Latest update April 3rd, 2025 6:51 PM
Nov 28, 2018 Editorial
A New York State lawsuit charges that the oil giant has not properly accounted for the climate risks at the core of its business.
In August, a lawyer for Exxon Mobil told a state court in Manhattan that New York’s attorney general should either sue the company for misleading investors about the impact of climate change on its finances or drop the case.
“They should put up or shut up,” the lawyer, Theodore Wells Jr., said of a tangled case that had dragged on for more than two years. The weary judge, Barry Ostrager, agreed. “This cannot go on interminably,” he said.
Put-up time has arrived. Late last month, Attorney General Barbara Underwood filed a fraud lawsuit against the company. Exxon responded with a 38-page brief basically denying everything. And Judge Ostrager has set a trial date for October of next year.

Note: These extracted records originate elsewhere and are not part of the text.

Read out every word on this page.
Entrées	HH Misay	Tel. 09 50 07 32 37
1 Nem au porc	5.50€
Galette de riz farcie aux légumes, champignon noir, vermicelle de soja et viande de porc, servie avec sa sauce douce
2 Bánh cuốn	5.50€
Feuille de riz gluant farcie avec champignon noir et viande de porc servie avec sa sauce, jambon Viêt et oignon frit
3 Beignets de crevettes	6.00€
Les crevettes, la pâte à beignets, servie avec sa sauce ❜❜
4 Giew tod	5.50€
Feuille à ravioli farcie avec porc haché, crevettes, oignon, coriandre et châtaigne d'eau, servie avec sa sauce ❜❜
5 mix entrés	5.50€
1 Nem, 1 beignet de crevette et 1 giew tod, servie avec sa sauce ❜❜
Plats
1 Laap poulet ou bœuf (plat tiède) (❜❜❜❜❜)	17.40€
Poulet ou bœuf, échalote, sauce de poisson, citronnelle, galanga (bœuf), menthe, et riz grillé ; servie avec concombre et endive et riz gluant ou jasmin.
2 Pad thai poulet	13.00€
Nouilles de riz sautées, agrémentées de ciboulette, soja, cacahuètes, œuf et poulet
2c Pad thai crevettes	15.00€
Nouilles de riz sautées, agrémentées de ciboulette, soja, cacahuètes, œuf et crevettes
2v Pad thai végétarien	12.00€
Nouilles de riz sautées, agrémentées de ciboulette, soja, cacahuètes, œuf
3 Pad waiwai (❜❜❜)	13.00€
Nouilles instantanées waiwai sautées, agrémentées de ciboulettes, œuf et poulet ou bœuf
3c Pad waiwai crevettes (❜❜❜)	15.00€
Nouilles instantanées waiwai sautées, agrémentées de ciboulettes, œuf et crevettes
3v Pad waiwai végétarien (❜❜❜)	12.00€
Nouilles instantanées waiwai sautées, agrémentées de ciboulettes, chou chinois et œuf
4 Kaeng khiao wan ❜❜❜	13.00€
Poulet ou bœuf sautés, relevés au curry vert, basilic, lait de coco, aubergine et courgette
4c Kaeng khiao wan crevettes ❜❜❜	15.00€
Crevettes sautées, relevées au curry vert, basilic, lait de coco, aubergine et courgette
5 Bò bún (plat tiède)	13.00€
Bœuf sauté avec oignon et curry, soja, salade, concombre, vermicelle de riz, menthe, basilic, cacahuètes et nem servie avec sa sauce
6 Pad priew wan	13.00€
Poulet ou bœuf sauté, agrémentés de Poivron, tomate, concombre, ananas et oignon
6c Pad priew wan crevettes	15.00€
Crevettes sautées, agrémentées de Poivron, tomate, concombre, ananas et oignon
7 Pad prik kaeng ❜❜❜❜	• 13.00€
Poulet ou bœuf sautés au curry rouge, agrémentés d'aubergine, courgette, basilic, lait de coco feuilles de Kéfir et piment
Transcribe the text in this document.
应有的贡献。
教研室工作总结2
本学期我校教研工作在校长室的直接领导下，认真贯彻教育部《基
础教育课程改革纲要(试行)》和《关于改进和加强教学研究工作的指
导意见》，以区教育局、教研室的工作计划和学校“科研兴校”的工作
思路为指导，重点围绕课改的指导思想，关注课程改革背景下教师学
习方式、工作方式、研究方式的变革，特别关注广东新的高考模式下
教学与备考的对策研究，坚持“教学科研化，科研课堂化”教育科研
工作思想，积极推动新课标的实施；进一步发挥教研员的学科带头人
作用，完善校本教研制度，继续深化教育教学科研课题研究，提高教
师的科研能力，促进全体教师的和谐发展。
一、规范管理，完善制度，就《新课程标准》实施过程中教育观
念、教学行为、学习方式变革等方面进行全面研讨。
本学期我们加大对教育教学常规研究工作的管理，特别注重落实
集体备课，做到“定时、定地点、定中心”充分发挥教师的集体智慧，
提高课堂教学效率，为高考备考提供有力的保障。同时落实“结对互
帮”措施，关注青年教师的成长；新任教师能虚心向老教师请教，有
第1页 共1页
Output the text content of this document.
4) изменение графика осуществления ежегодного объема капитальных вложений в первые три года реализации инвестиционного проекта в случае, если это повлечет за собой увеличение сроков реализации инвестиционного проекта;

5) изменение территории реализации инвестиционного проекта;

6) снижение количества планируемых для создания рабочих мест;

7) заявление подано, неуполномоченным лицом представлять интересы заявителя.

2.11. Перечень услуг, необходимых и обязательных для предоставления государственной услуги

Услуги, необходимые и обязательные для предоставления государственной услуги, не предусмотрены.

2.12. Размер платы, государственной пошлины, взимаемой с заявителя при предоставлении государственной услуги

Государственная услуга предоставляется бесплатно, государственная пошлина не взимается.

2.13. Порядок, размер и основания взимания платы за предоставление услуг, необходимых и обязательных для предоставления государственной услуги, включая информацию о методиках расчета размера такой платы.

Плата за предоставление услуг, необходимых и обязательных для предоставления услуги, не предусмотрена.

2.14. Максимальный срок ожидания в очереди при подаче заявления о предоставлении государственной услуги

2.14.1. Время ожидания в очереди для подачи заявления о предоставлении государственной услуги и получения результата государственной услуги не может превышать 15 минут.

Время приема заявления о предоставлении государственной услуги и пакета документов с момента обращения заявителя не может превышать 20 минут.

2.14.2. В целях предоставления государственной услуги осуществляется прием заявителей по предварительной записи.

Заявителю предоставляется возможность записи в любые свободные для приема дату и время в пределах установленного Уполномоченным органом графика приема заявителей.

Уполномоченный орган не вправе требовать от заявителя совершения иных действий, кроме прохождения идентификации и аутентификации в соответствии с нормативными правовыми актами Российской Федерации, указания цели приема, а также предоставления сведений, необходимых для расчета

Much can happen between now and then. But the judge’s decision to allow the case to proceed could provide a rare teaching moment that allows the public to see a powerful company grappling with the kinds of choices that all legacy fossil fuel companies will surely face in a carbon-constrained world.
The case is not a rehash of the copiously documented charge that Exxon had for years subsidized climate change denialist groups even as its own scientists were acutely aware of the dangers of global warming. That charge is partly what inspired Ms. Underwood’s predecessor, Eric Schneiderman, to begin investigating the company in the first place.
But Exxon has since agreed that climate change is a problem, supported the Paris agreement and invested in cleaner fuels. Nor does the suit hold the company responsible for climate change, unlike several cases against the fossil fuel industry brought by New York City and other localities seeking damages from the rise of sea levels and other consequences of a warming world. Most of these suits have been thrown out of court.
Instead, the suit is a straightforward shareholder fraud case contending that Exxon deceived investors by saying publicly that it had fully accounted for the risks of climate change while in fact deliberately minimizing and, in some cases, ignoring these risks when making its business decisions.
These actions, the suit charges, inflated the company’s value by making it appear to be on firmer financial footing than it actually was.
The case is also numbingly complex, involving competing claims about arcane “proxy costs” — theoretical calculations of the expenses the company would be likely to incur when stringent government regulations kick in to limit the emissions of climate-altering compounds.
The suit claims that even as Exxon assured investors that it was applying rigid accounting to operations and holdings, in practice it was not, thus avoiding painful write-downs on oil and gas reserves it might have to abandon if the true costs of regulation were taken into account.
In one example, the suit charges, the company failed to apply publicly stated proxy costs to 14 oil sands projects in Alberta, leading to undercounting future regulatory expenses by $25 billion.
To all of this, Exxon has two main responses. First, it says, the attorney general misunderstands the way the company calculates and applies costs. Scott Silvestri, an Exxon spokesman, said in a statement, “The company looks forward to refuting these claims as soon as possible and getting this meritless civil lawsuit dismissed.”
Second, echoing what the company has said from the beginning, it claims that the inquiry is basically a witch hunt inspired by interest groups and Mr. Schneiderman, a politically ambitious Democrat.